Irish, Spanish and Portuguese bonds face inevitable "contagion" as concern that Greece will default undermines confidence in the rest of the European Union's most indebted nations, Citigroup said today.
Investors should hold an "underweight" position in the bonds of Ireland, Spain and Portugal, wrote interest-rate strategist Steven Mansell, meaning they should own a lower percentage of the debt than in the indexes they use to measure performance.
Greece may struggle to raise the €11.6 billion it needs by the end of May, he said
"We are currently in the eye of the storm in terms of the pressures facing peripheral markets," he wrote.

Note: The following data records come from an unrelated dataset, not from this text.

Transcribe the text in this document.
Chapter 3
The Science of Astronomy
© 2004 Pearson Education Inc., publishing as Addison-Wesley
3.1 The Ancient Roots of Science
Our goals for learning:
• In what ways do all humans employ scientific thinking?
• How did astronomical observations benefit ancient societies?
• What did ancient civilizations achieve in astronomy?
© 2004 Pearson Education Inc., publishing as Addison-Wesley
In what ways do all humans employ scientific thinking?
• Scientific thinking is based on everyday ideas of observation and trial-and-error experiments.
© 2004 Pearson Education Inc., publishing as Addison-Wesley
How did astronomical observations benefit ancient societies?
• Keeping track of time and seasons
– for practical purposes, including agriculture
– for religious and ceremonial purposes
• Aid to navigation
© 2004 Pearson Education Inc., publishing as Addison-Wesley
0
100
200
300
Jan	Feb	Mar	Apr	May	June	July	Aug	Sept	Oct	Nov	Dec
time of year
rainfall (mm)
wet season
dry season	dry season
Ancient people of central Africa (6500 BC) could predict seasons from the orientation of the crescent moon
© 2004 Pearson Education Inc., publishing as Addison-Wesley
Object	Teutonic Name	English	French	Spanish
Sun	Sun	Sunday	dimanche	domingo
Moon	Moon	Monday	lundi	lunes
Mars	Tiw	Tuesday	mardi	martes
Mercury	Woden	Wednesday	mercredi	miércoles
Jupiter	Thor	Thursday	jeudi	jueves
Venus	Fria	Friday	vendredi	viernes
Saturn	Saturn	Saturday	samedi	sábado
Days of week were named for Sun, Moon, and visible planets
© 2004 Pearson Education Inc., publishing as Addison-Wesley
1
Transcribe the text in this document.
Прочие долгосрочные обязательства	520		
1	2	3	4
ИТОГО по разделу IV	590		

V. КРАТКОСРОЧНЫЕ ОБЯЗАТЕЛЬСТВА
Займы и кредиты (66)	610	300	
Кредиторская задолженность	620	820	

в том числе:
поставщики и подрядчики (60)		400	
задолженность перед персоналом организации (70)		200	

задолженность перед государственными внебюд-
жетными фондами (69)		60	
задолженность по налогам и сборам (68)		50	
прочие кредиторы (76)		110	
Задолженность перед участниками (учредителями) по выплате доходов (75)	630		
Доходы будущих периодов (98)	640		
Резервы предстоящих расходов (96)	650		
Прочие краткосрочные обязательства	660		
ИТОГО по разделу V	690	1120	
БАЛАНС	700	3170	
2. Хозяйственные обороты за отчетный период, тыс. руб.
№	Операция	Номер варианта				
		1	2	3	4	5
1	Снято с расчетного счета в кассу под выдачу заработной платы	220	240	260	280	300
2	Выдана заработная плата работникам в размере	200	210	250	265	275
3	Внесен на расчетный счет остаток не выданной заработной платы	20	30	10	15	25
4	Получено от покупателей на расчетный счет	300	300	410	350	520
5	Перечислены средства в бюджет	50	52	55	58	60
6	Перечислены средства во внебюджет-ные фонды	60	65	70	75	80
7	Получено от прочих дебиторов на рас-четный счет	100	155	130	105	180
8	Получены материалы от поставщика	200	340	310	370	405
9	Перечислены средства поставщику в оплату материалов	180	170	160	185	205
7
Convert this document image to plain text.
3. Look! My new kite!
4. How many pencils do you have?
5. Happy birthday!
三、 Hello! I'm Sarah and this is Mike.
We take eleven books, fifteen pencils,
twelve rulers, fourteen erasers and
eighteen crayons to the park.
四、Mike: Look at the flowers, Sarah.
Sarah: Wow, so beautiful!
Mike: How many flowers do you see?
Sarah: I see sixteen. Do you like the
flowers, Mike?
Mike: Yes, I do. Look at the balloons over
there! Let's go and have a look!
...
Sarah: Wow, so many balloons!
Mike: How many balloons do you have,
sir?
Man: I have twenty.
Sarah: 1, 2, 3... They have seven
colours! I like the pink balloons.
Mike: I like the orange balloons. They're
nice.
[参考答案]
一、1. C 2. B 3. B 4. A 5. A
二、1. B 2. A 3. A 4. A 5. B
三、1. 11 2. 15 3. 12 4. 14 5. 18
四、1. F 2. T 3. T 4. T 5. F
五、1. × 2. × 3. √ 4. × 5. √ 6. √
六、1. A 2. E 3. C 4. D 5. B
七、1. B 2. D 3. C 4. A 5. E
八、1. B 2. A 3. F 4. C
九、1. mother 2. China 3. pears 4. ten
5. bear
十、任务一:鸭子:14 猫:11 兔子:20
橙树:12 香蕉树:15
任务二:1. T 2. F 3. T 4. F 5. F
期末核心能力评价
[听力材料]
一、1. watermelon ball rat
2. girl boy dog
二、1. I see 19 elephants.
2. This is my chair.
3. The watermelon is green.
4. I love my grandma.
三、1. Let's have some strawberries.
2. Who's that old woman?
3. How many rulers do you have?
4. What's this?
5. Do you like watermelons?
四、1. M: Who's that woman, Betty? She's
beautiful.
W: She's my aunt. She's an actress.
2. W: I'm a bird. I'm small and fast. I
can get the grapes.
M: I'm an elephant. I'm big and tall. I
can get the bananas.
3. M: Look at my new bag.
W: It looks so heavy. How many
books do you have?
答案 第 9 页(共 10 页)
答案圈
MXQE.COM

"There is now increasing uncertainty in our view surrounding Greece's ability to raise the required amount of funding without recourse to the emergency lending facility provided by euro member states and the International Monetary Fund. We think that some form of contagion is inevitable."
The spread between Irish and German bunds was 143 basis points today.
The yield premium investors demand to hold Greek over German bunds jumped to the most since the euro's debut today after finance minister George Papaconstantinou said there will be no need for additional measures to shore up the nation's finances. The Greek government said this week its budget deficit will be revised to at least 12.9 percent of gross domestic product, more than four times the European Union's 3 percent limit.
"While Greece is unique in facing acute near-term liquidity pressures, the fundamental issue facing peripheral markets is that they all share severe structural imbalances that require tough, remedial policy action," Mr Mansell wrote.